Some Republican strategists are surprised the at the lack of response from top White House officials to what they consider the most flagrant violation of American values that Trump displayed so far in his presidency.
“I think Tuesday was the worst day of Trump’s presidency,” Matt Mackowiak, a GOP strategist and president of the Potomac Strategy Group, told Business Insider. “I was a little bit surprised there weren’t resignations Wednesday morning, given how ridiculous that press conference was.”
But Mackowiak says resigning from the White House is a personally and professionally difficult decision to make for a host of reasons, some of which are specific to Trump’s volatile presidency.
“It’s very easy for elites to self-righteously demand resignations,” Mackowiak said. “To some extent, I think a lot of them feel like they can counterbalance some of the president’s worst instincts and some of the bad advice he gets from certain individuals on the team.”
Indeed, several top White House staffers seem to see themselves as damage control.
“A lot of it is just making sure that things that are not fully baked or things that are not constructive don’t end up happening,” a senior White House aide told Politico this week.
And in most cases, leaving the White House isn’t professionally strategic — the risk far outweighs the reward for resigning “in a blaze of glory.”
“The reward is you’re celebrated for two days and then you’re forgotten about,” Mackowiak said. “It’s always better to say that you left on good terms and have references from the time.”
The calculation is “does staying hurt me more than leaving?” he added.
Worse than forgotten, some Trump aides likely fear retribution from the president’s loyalists should they resign on principle.
“You have to assume that the supporters of the president would make it at least their short-term mission in life to make sure anything and everything that could be said bad about you is said bad about you, and make you radioactive enough to make it hard to find another job,” Reed Galen, a GOP consultant and deputy campaign manager for Sen. John McCain’s 2008 presidential campaign, told Business Insider.
Not to mention that a job in the White House is the ultimate political prize.
But Evan Siegfried, a Republican strategist and author of the book “GOP GPS,” says that, for most, remaining in the White House post-Charlottesville is unconscionable. While he commends those who are attempting to moderate the president’s positions, he had sharp words for White House aides who are staying on for their own personal gain.
“Those who are very uncomfortable with it and very angry but are staying because they might get something in the future that personally benefits them, they have revealed themselves to be people whose morals need adjustment,” Siegfried said.
Siegfried said he isn’t surprised at the lack of resignations given the president’s track record. While this week may be a low point in Trump’s presidency, it certainly has competition — from the Access Hollywood tape to Trump’s attacks on a Gold Star family.
“There have been plenty of actions he’s taken over the course of his presidency and his campaign that have drawn condemnation from people of conscience,” Siegfried said. “His aides stuck by him then and they’re sticking by him now.”
Mackowiak agreed with that assessment to a certain extent, noting that staffers were less surprised at Trump’s show of sympathy for white supremacists and more “shocked at how self-destructive he was able to be.”

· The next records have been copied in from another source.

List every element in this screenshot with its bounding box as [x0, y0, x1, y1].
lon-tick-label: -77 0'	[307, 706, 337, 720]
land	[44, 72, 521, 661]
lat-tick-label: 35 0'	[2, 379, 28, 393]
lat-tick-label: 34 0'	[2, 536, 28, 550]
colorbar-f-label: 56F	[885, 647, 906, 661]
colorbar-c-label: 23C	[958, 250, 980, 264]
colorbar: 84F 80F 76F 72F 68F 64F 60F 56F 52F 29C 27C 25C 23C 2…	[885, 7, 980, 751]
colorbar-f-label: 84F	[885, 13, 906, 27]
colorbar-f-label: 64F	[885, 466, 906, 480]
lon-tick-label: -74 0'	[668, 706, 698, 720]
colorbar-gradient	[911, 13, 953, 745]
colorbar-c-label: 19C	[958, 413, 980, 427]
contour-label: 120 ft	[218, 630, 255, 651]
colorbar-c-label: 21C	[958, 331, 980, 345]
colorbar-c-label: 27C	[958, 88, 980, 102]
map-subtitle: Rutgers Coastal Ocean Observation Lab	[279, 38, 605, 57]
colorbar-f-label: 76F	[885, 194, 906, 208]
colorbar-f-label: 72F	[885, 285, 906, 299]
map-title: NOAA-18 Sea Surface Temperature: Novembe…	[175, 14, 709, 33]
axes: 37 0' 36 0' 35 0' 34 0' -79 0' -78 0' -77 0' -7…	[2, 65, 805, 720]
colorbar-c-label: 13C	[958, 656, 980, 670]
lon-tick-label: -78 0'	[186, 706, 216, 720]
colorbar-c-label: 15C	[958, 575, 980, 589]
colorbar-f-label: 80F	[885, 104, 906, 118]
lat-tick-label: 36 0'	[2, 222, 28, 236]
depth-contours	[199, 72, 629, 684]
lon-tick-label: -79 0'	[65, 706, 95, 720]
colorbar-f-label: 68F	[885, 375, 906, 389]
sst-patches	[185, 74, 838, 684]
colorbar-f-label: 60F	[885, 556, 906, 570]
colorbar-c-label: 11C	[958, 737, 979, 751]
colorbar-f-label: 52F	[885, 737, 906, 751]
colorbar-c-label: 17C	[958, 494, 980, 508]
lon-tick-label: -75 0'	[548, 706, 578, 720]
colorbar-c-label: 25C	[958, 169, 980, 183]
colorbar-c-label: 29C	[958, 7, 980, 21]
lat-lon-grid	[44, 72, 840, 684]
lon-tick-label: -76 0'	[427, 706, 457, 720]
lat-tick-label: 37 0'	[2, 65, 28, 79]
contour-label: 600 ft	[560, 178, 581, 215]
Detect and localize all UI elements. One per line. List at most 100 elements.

Galen and Mackowiak said that many in the administration are still optimistic that they can make progress on significant conservative policy issues, including tax reform and immigration, and believe the departure of chief strategist Steve Bannon and the addition of chief of staff John Kelly will lead the administration in a more productive direction.

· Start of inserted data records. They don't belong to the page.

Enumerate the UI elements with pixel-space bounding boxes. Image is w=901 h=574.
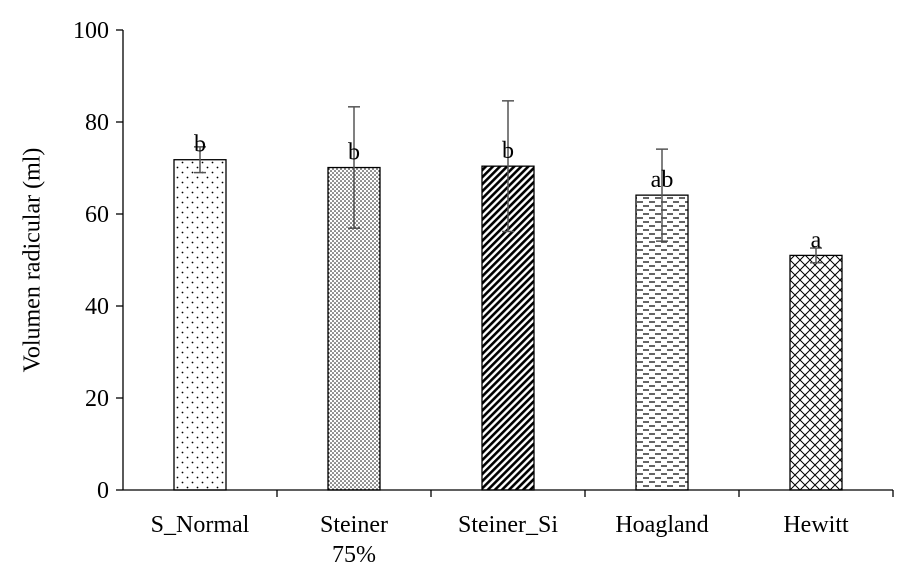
significance-labels-layer: b b b ab a	[194, 132, 822, 254]
y-axis-label: Volumen radicular (ml)	[20, 148, 46, 373]
significance-label: a	[811, 227, 822, 253]
y-tick-label: 20	[85, 386, 109, 412]
significance-label: b	[194, 132, 206, 158]
error-bars-layer	[194, 100, 822, 264]
x-category-label: Steiner 75%	[320, 512, 388, 568]
bar	[789, 254, 843, 491]
x-category-label: Steiner_Si	[458, 512, 558, 538]
y-tick-label: 0	[97, 478, 109, 504]
bar	[173, 159, 227, 491]
y-tick-label: 60	[85, 202, 109, 228]
x-category-label: S_Normal	[151, 512, 250, 538]
significance-label: b	[348, 140, 360, 166]
significance-label: ab	[651, 167, 674, 193]
bar	[635, 194, 689, 491]
axes-layer: 0 20 40 60 80 100 S_Normal Steiner 75% Steiner_Si…	[73, 18, 894, 568]
significance-label: b	[502, 138, 514, 164]
y-tick-label: 100	[73, 18, 109, 44]
x-category-label: Hoagland	[615, 512, 708, 538]
y-tick-label: 40	[85, 294, 109, 320]
y-tick-label: 80	[85, 110, 109, 136]
x-category-label: Hewitt	[783, 512, 849, 538]
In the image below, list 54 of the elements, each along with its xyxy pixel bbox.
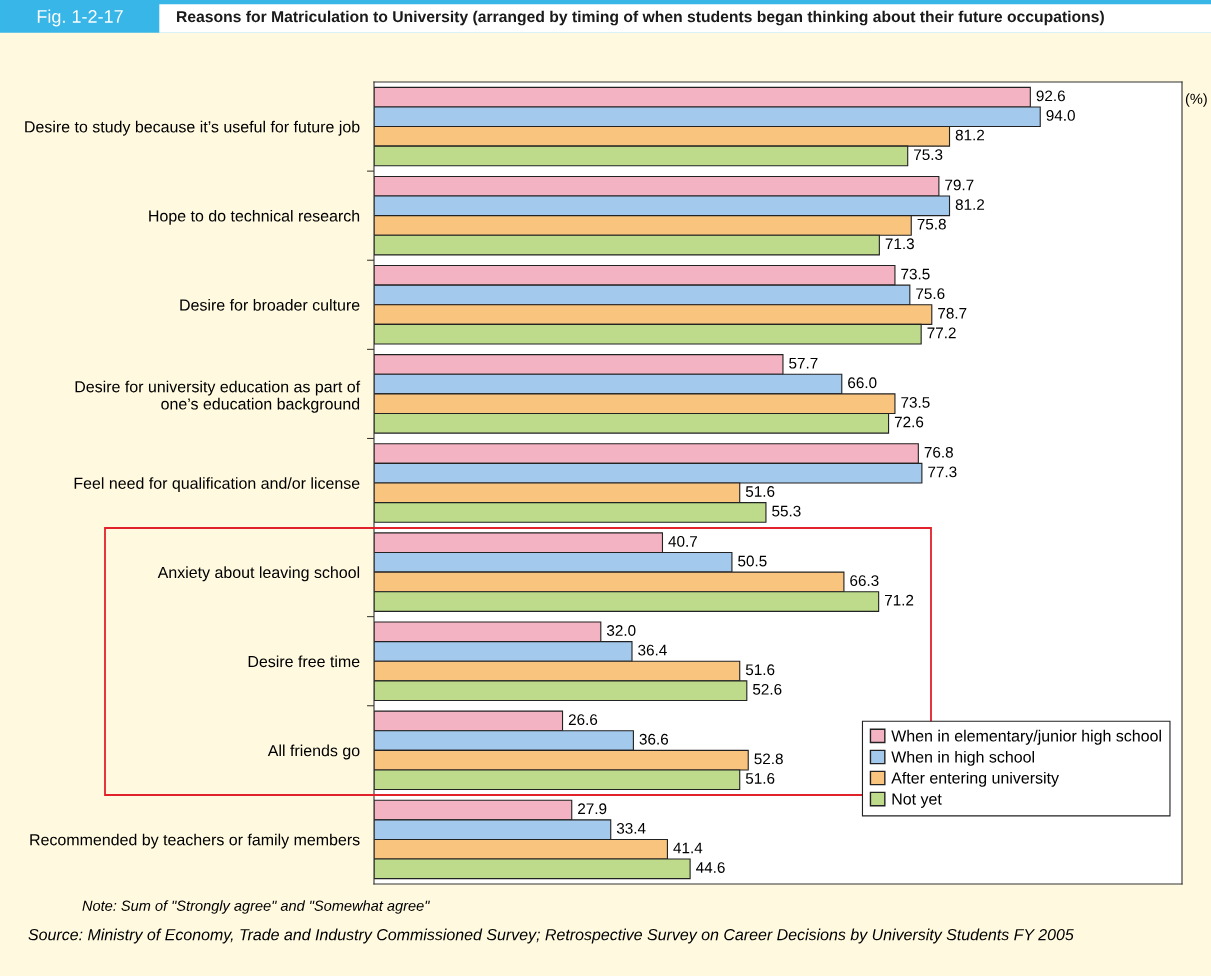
data-label: 75.3 (914, 149, 943, 161)
data-label: 51.6 (745, 664, 775, 676)
data-label: 52.8 (754, 753, 783, 765)
data-label: 51.6 (745, 773, 775, 784)
data-label: 50.5 (738, 555, 767, 567)
y-tick-label: Anxiety about leaving school (157, 566, 360, 582)
data-label: 51.6 (745, 486, 775, 497)
data-label: 77.2 (927, 327, 956, 339)
data-label: 73.5 (901, 268, 930, 280)
data-label: 79.7 (945, 179, 974, 191)
data-label: 92.6 (1036, 90, 1065, 102)
text: Fig. 1-2-17 (37, 9, 123, 27)
y-tick-label: Desire free time (248, 655, 360, 668)
data-label: 94.0 (1046, 110, 1075, 121)
data-label: 33.4 (616, 822, 646, 834)
data-label: 66.3 (850, 575, 879, 587)
data-label: 81.2 (955, 199, 985, 210)
data-label: 26.6 (568, 714, 598, 726)
legend-label: When in high school (891, 750, 1034, 766)
data-label: 71.3 (885, 238, 914, 250)
data-label: 40.7 (668, 535, 697, 547)
y-tick-label: Desire for university education as part of one’s education background (75, 380, 361, 413)
data-label: 27.9 (578, 803, 607, 815)
data-label: 77.3 (928, 466, 957, 478)
data-label: 57.7 (789, 357, 818, 369)
data-label: 52.6 (752, 683, 782, 695)
source-note: Source: Ministry of Economy, Trade and Industry Commissioned Survey; Retrospective Survey on Career Decisions by University Students FY 2005 (28, 928, 1074, 944)
data-label: 78.7 (938, 307, 967, 319)
chart-title: Reasons for Matriculation to University (arranged by timing of when students began thinking about their future occupations) (177, 10, 1104, 26)
y-tick-label: Recommended by teachers or family members (30, 833, 360, 849)
data-label: 75.6 (916, 288, 945, 300)
data-label: 55.3 (772, 505, 801, 517)
data-label: 75.8 (917, 218, 946, 230)
text: (%) (1185, 93, 1207, 107)
data-label: 72.6 (894, 416, 924, 428)
y-tick-label: Hope to do technical research (149, 209, 360, 225)
data-label: 71.2 (884, 594, 914, 606)
data-label: 81.2 (955, 129, 985, 141)
data-label: 36.6 (639, 733, 669, 745)
data-label: 41.4 (673, 842, 703, 854)
legend-label: Not yet (892, 793, 942, 808)
data-label: 32.0 (606, 625, 636, 636)
legend-label: When in elementary/junior high school (891, 729, 1161, 745)
y-tick-label: Desire for broader culture (180, 298, 360, 311)
data-label: 73.5 (901, 396, 930, 408)
y-tick-label: Desire to study because it’s useful for future job (25, 120, 360, 136)
data-label: 44.6 (696, 862, 725, 873)
data-label: 66.0 (848, 377, 877, 389)
y-tick-label: All friends go (267, 744, 360, 760)
text: Note: Sum of "Strongly agree" and "Somewhat agree" (82, 900, 430, 914)
data-label: 36.4 (638, 644, 667, 656)
data-label: 76.8 (924, 446, 953, 458)
y-tick-label: Feel need for qualification and/or license (74, 477, 360, 493)
legend-label: After entering university (891, 771, 1059, 787)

“My guess is these staffers are separating a crisis communications situation from policy,” Mackowiak said, “And they’re trying to look at how much good can we do, what can we really accomplish … I think there is some hope internally that things are getting better, even in spite of this.”
But none know where the line falls between what Trump’s aides will and won’t tolerate.
“I’m sure it exists, but I don’t know where it is yet,” Galen said. “You’d think we were close.”